One very modern aspect of this Orphée resides in its astute way of introducing and mixing African sounds and ballet with Western dance forms and classical musical genre. This is illustrated in a scene where an African artist, Merlin Nyakam sings a lullaby from his native Cameroon accompanied by a theorbo, a 16th century string instrument from Italy.
“I bring my ‘Africaness’ to the play, modern and classical," says Merlin Nyakam who is a former lead dancer of the Ballet National du Cameroun; he has been working with José Montalvo and Dominique Hervieu since 1997. He’s known fellow dancer/singer Sabine Novel for that long. Together they share a close relationship on stage. Merlin Nyakam says of Sabine Novel that “she is very African in the way she expresses herself while dancing”.

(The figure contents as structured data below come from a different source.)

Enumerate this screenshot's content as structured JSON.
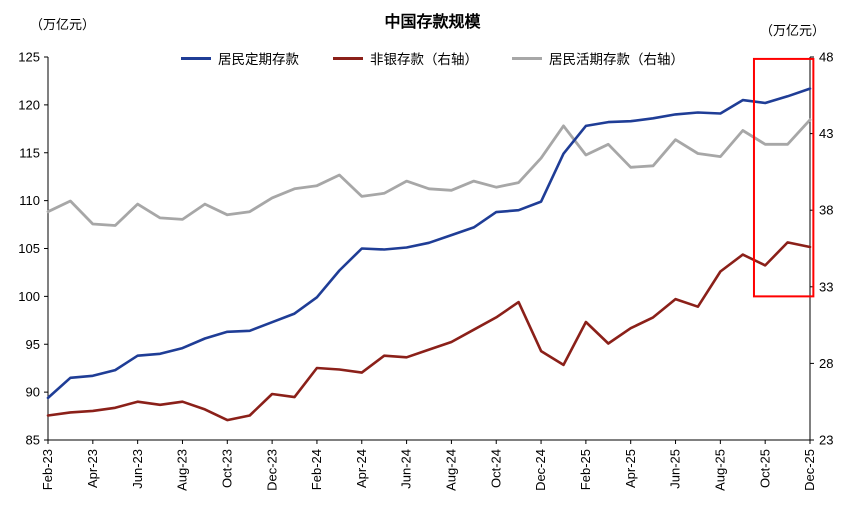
{
  "title": "中国存款规模",
  "left_unit": "（万亿元）",
  "right_unit": "（万亿元）",
  "chart_data": {
    "type": "line",
    "title": "中国存款规模",
    "x": [
      "Feb-23",
      "Mar-23",
      "Apr-23",
      "May-23",
      "Jun-23",
      "Jul-23",
      "Aug-23",
      "Sep-23",
      "Oct-23",
      "Nov-23",
      "Dec-23",
      "Jan-24",
      "Feb-24",
      "Mar-24",
      "Apr-24",
      "May-24",
      "Jun-24",
      "Jul-24",
      "Aug-24",
      "Sep-24",
      "Oct-24",
      "Nov-24",
      "Dec-24",
      "Jan-25",
      "Feb-25",
      "Mar-25",
      "Apr-25",
      "May-25",
      "Jun-25",
      "Jul-25",
      "Aug-25",
      "Sep-25",
      "Oct-25",
      "Nov-25",
      "Dec-25"
    ],
    "x_tick_step": 2,
    "left_axis": {
      "unit": "万亿元",
      "min": 85,
      "max": 125,
      "step": 5
    },
    "right_axis": {
      "unit": "万亿元",
      "min": 23,
      "max": 48,
      "step": 5
    },
    "grid": false,
    "legend_position": "top",
    "series": [
      {
        "name": "居民定期存款",
        "axis": "left",
        "color": "#1f3d96",
        "values": [
          89.4,
          91.5,
          91.7,
          92.3,
          93.8,
          94.0,
          94.6,
          95.6,
          96.3,
          96.4,
          97.3,
          98.2,
          99.9,
          102.7,
          105.0,
          104.9,
          105.1,
          105.6,
          106.4,
          107.2,
          108.8,
          109.0,
          109.9,
          114.9,
          117.8,
          118.2,
          118.3,
          118.6,
          119.0,
          119.2,
          119.1,
          120.5,
          120.2,
          120.9,
          121.7
        ]
      },
      {
        "name": "非银存款（右轴）",
        "axis": "right",
        "color": "#8b2019",
        "values": [
          24.6,
          24.8,
          24.9,
          25.1,
          25.5,
          25.3,
          25.5,
          25.0,
          24.3,
          24.6,
          26.0,
          25.8,
          27.7,
          27.6,
          27.4,
          28.5,
          28.4,
          28.9,
          29.4,
          30.2,
          31.0,
          32.0,
          28.8,
          27.9,
          30.7,
          29.3,
          30.3,
          31.0,
          32.2,
          31.7,
          34.0,
          35.1,
          34.4,
          35.9,
          35.6
        ]
      },
      {
        "name": "居民活期存款（右轴）",
        "axis": "right",
        "color": "#a7a7a7",
        "values": [
          37.9,
          38.6,
          37.1,
          37.0,
          38.4,
          37.5,
          37.4,
          38.4,
          37.7,
          37.9,
          38.8,
          39.4,
          39.6,
          40.3,
          38.9,
          39.1,
          39.9,
          39.4,
          39.3,
          39.9,
          39.5,
          39.8,
          41.4,
          43.5,
          41.6,
          42.3,
          40.8,
          40.9,
          42.6,
          41.7,
          41.5,
          43.2,
          42.3,
          42.3,
          43.9
        ]
      }
    ],
    "annotation_box": {
      "color": "#ff0000",
      "x_from_index": 31.5,
      "x_to_index": 34.15,
      "y_top_left_axis": 124.8,
      "y_bottom_left_axis": 100.0
    }
  }
}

French artist Sabine Novel agrees: “There’s an energy in [African] dance and music that makes me feel rooted, like I belong to the earth.”
While carrying out a fusion working session with the classical Western singers of the group, Merlin Nyakam found that they couldn’t easily improvise on African music.
“At first, it was hard for them to move over to a tempo and sounds they are not used to but then it became a game," says Nyakam. Both Novel and Nyakam share the idea that tradition constitutes solid roots for you to reach out and explore new horizons. “My tradition is what my ancestors transmitted to me and ancestors are important because if it were not for them, I wouldn’t exist. However, I live in the modern world and there is this space between tradition and modernity which is the space for artistic creation,” says Merlin Nyakam. And Sabine Novel to conclude: “We are the bridge between tradition and modernity”.